幼帝派(エルウィン・ヨーゼフ2世を擁立した宰相リヒテンラーデ侯爵)についたラインハルトの下に、苦悩する貴族達の様子が参謀長オーベルシュタインによってもたらされます。幼帝に味方するのか、外戚である門閥貴族ブラウンシュヴァイク公爵とリッテンハイム侯爵に味方するのか、貴族達にとっては死活問題でした。
そんな右往左往する貴族達の姿を「喜劇だ」と一笑したラインハルトに対し、オーベルシュタインが「終わりがめでたくなければ、喜劇とは言えないでしょうな」と冷たい言葉で諭します。
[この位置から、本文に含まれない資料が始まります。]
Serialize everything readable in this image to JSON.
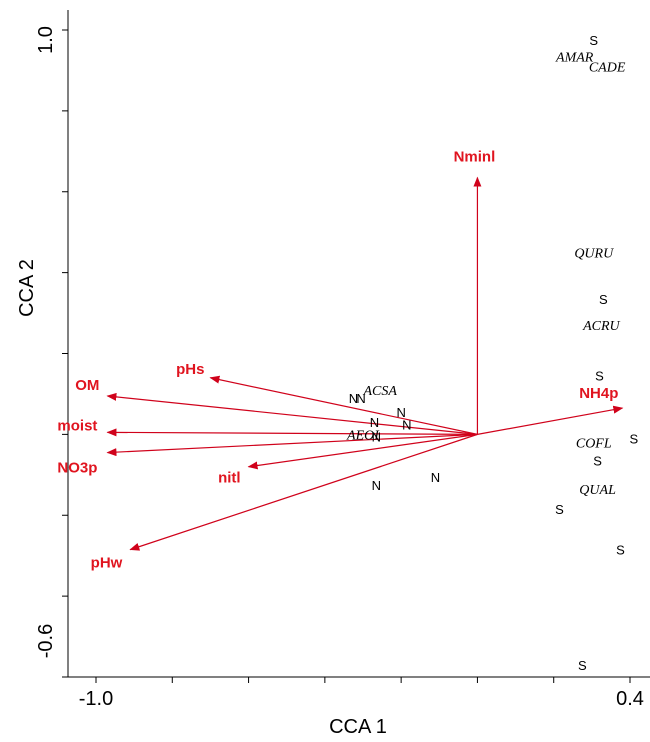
{
  "chart_data": {
    "type": "scatter",
    "title": "",
    "xlabel": "CCA 1",
    "ylabel": "CCA 2",
    "xlim": [
      -1.0,
      0.4
    ],
    "ylim": [
      -0.6,
      1.0
    ],
    "x_tick_labels": [
      "-1.0",
      "0.4"
    ],
    "y_tick_labels": [
      "-0.6",
      "1.0"
    ],
    "grid": false,
    "arrow_color": "#d0021b",
    "label_color": "#e0141f",
    "environmental_vectors": [
      {
        "label": "Nminl",
        "x": 0.0,
        "y": 0.635
      },
      {
        "label": "NH4p",
        "x": 0.38,
        "y": 0.065
      },
      {
        "label": "pHs",
        "x": -0.7,
        "y": 0.14
      },
      {
        "label": "OM",
        "x": -0.97,
        "y": 0.095
      },
      {
        "label": "moist",
        "x": -0.97,
        "y": 0.005
      },
      {
        "label": "NO3p",
        "x": -0.97,
        "y": -0.045
      },
      {
        "label": "nitl",
        "x": -0.6,
        "y": -0.08
      },
      {
        "label": "pHw",
        "x": -0.91,
        "y": -0.285
      }
    ],
    "species": [
      {
        "label": "AMAR",
        "x": 0.255,
        "y": 0.935
      },
      {
        "label": "CADE",
        "x": 0.34,
        "y": 0.91
      },
      {
        "label": "QURU",
        "x": 0.305,
        "y": 0.45
      },
      {
        "label": "ACRU",
        "x": 0.325,
        "y": 0.27
      },
      {
        "label": "ACSA",
        "x": -0.255,
        "y": 0.11
      },
      {
        "label": "AEOI",
        "x": -0.3,
        "y": 0.0
      },
      {
        "label": "COFL",
        "x": 0.305,
        "y": -0.02
      },
      {
        "label": "QUAL",
        "x": 0.315,
        "y": -0.135
      }
    ],
    "sites": [
      {
        "group": "S",
        "x": 0.305,
        "y": 0.975
      },
      {
        "group": "S",
        "x": 0.33,
        "y": 0.335
      },
      {
        "group": "S",
        "x": 0.32,
        "y": 0.145
      },
      {
        "group": "S",
        "x": 0.41,
        "y": -0.01
      },
      {
        "group": "S",
        "x": 0.315,
        "y": -0.065
      },
      {
        "group": "S",
        "x": 0.215,
        "y": -0.185
      },
      {
        "group": "S",
        "x": 0.375,
        "y": -0.285
      },
      {
        "group": "S",
        "x": 0.275,
        "y": -0.57
      },
      {
        "group": "N",
        "x": -0.325,
        "y": 0.09
      },
      {
        "group": "N",
        "x": -0.305,
        "y": 0.09
      },
      {
        "group": "N",
        "x": -0.2,
        "y": 0.055
      },
      {
        "group": "N",
        "x": -0.27,
        "y": 0.03
      },
      {
        "group": "N",
        "x": -0.185,
        "y": 0.025
      },
      {
        "group": "N",
        "x": -0.265,
        "y": -0.005
      },
      {
        "group": "N",
        "x": -0.265,
        "y": -0.125
      },
      {
        "group": "N",
        "x": -0.11,
        "y": -0.105
      }
    ]
  }
}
ここでの学びは、プロセスがどうであれ、現実は結果が全て、という点です。ここまでの展開はラインハルトの読み通りで、このまま物事が進むと、邪魔者である門閥貴族と無能な貴族達が連合を組み、皇帝に対して反逆する。そしてそれをラインハルトが討ち、盤石の体制を築く。そんなシナリオが想定されていました。その中で、貴族達の動きは想像以上に滑稽だったため、「喜劇」の様相を呈していたと言えます。
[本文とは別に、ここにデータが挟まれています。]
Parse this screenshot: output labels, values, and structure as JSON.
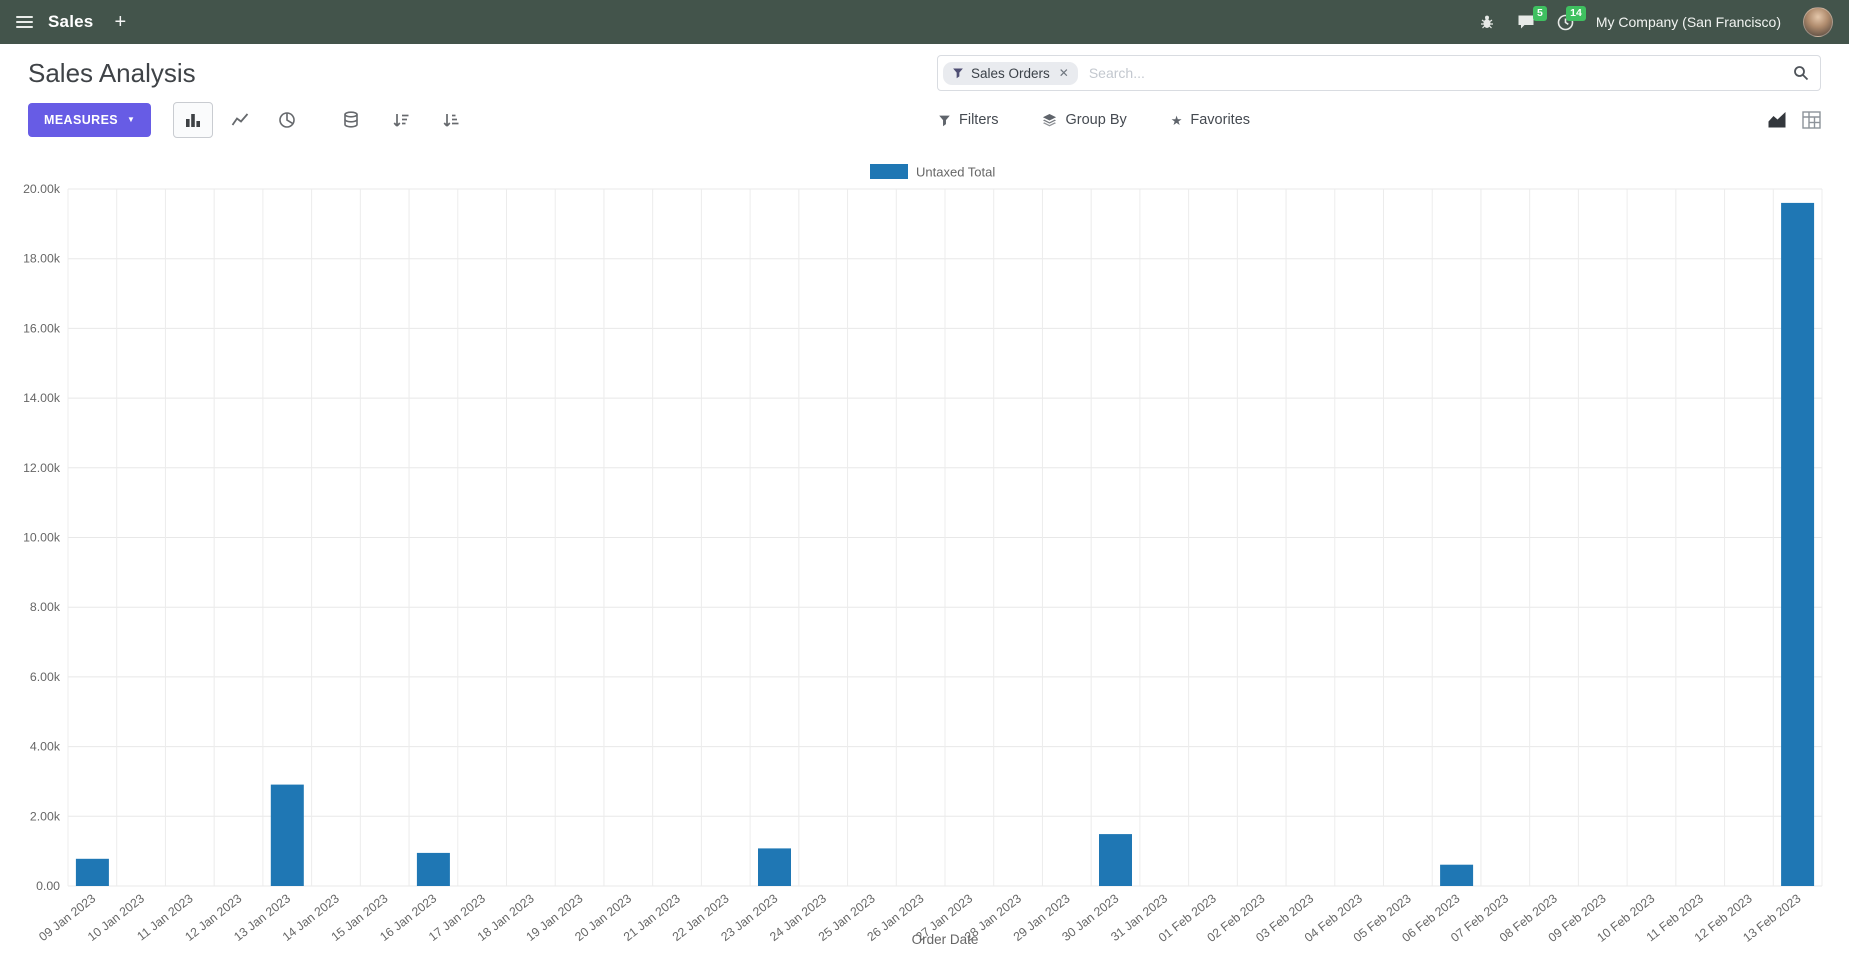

しかし、貴族達が結集した場合、兵力も財力も幼帝派を上回ることは必至であるため、必ずしもラインハルトが勝てるとは限りません。プロセスが想定通りでも、結果が出なければ意味がない。そんなことはラインハルトも百も承知ではありますが、あえてここでオーベルシュタインが口を挟むことで、より厳しい戦いであることが浮き彫りになったと思います。
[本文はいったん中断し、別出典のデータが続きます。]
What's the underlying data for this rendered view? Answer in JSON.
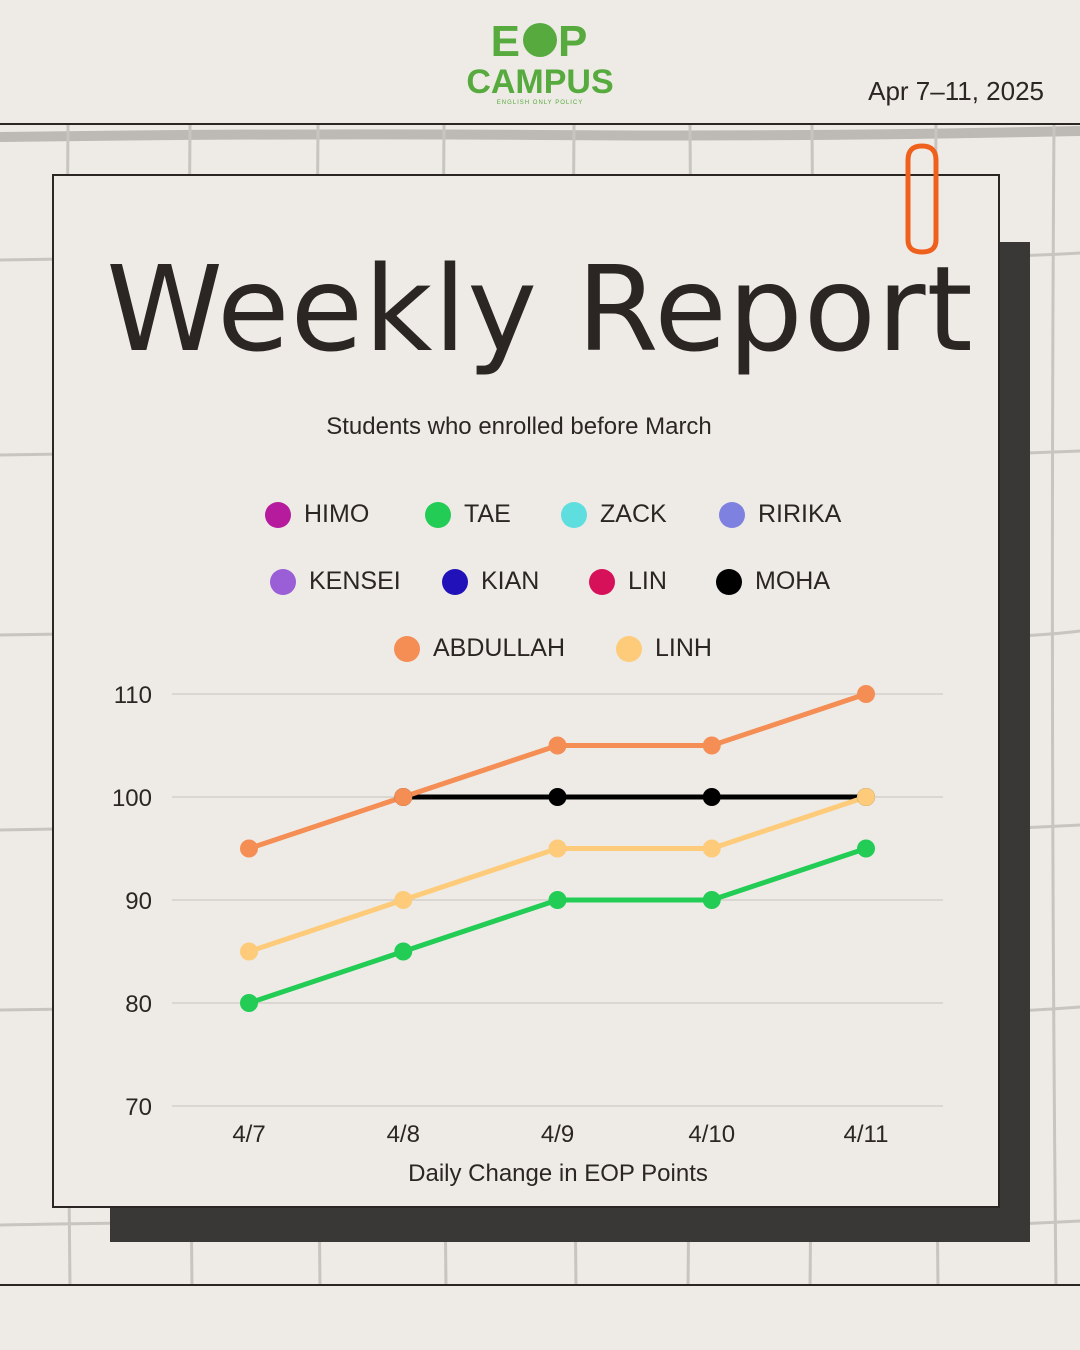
{
  "header": {
    "logo_top_left": "E",
    "logo_top_right": "P",
    "logo_bottom": "CAMPUS",
    "logo_tagline": "ENGLISH ONLY POLICY",
    "date_range": "Apr 7–11, 2025"
  },
  "report": {
    "title": "Weekly Report",
    "subtitle": "Students who enrolled before March"
  },
  "colors": {
    "background": "#eeebe6",
    "ink": "#2b2623",
    "brand_green": "#57ab3e",
    "clip_orange": "#f0601d",
    "shadow": "#3a3837"
  },
  "legend": [
    {
      "name": "HIMO",
      "color": "#b51b9c"
    },
    {
      "name": "TAE",
      "color": "#22cc55"
    },
    {
      "name": "ZACK",
      "color": "#5fdee0"
    },
    {
      "name": "RIRIKA",
      "color": "#7f81e0"
    },
    {
      "name": "KENSEI",
      "color": "#9a5ed6"
    },
    {
      "name": "KIAN",
      "color": "#2011b8"
    },
    {
      "name": "LIN",
      "color": "#d6115a"
    },
    {
      "name": "MOHA",
      "color": "#000000"
    },
    {
      "name": "ABDULLAH",
      "color": "#f48e55"
    },
    {
      "name": "LINH",
      "color": "#fdcb7a"
    }
  ],
  "chart_data": {
    "type": "line",
    "title": "",
    "xlabel": "Daily Change in EOP Points",
    "ylabel": "",
    "categories": [
      "4/7",
      "4/8",
      "4/9",
      "4/10",
      "4/11"
    ],
    "ylim": [
      70,
      110
    ],
    "yticks": [
      "70",
      "80",
      "90",
      "100",
      "110"
    ],
    "grid": true,
    "legend_position": "top",
    "series": [
      {
        "name": "MOHA",
        "color": "#000000",
        "values": [
          null,
          100,
          100,
          100,
          100
        ]
      },
      {
        "name": "ABDULLAH",
        "color": "#f48e55",
        "values": [
          95,
          100,
          105,
          105,
          110
        ]
      },
      {
        "name": "LINH",
        "color": "#fdcb7a",
        "values": [
          85,
          90,
          95,
          95,
          100
        ]
      },
      {
        "name": "TAE",
        "color": "#22cc55",
        "values": [
          80,
          85,
          90,
          90,
          95
        ]
      }
    ]
  }
}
同様の場面は現在のビジネスでも起きることだと思います。途中まで読み通りに進んでいたとしても、最後に逆転されたり、足をすくわれたりということが、しばしば発生します。笑いたくなるような明るい見通しになったとしても、時々このオーベルシュタインの言葉を思い出して、気を引き締めて結果が出るまで全力を尽くすことが大切だと思います。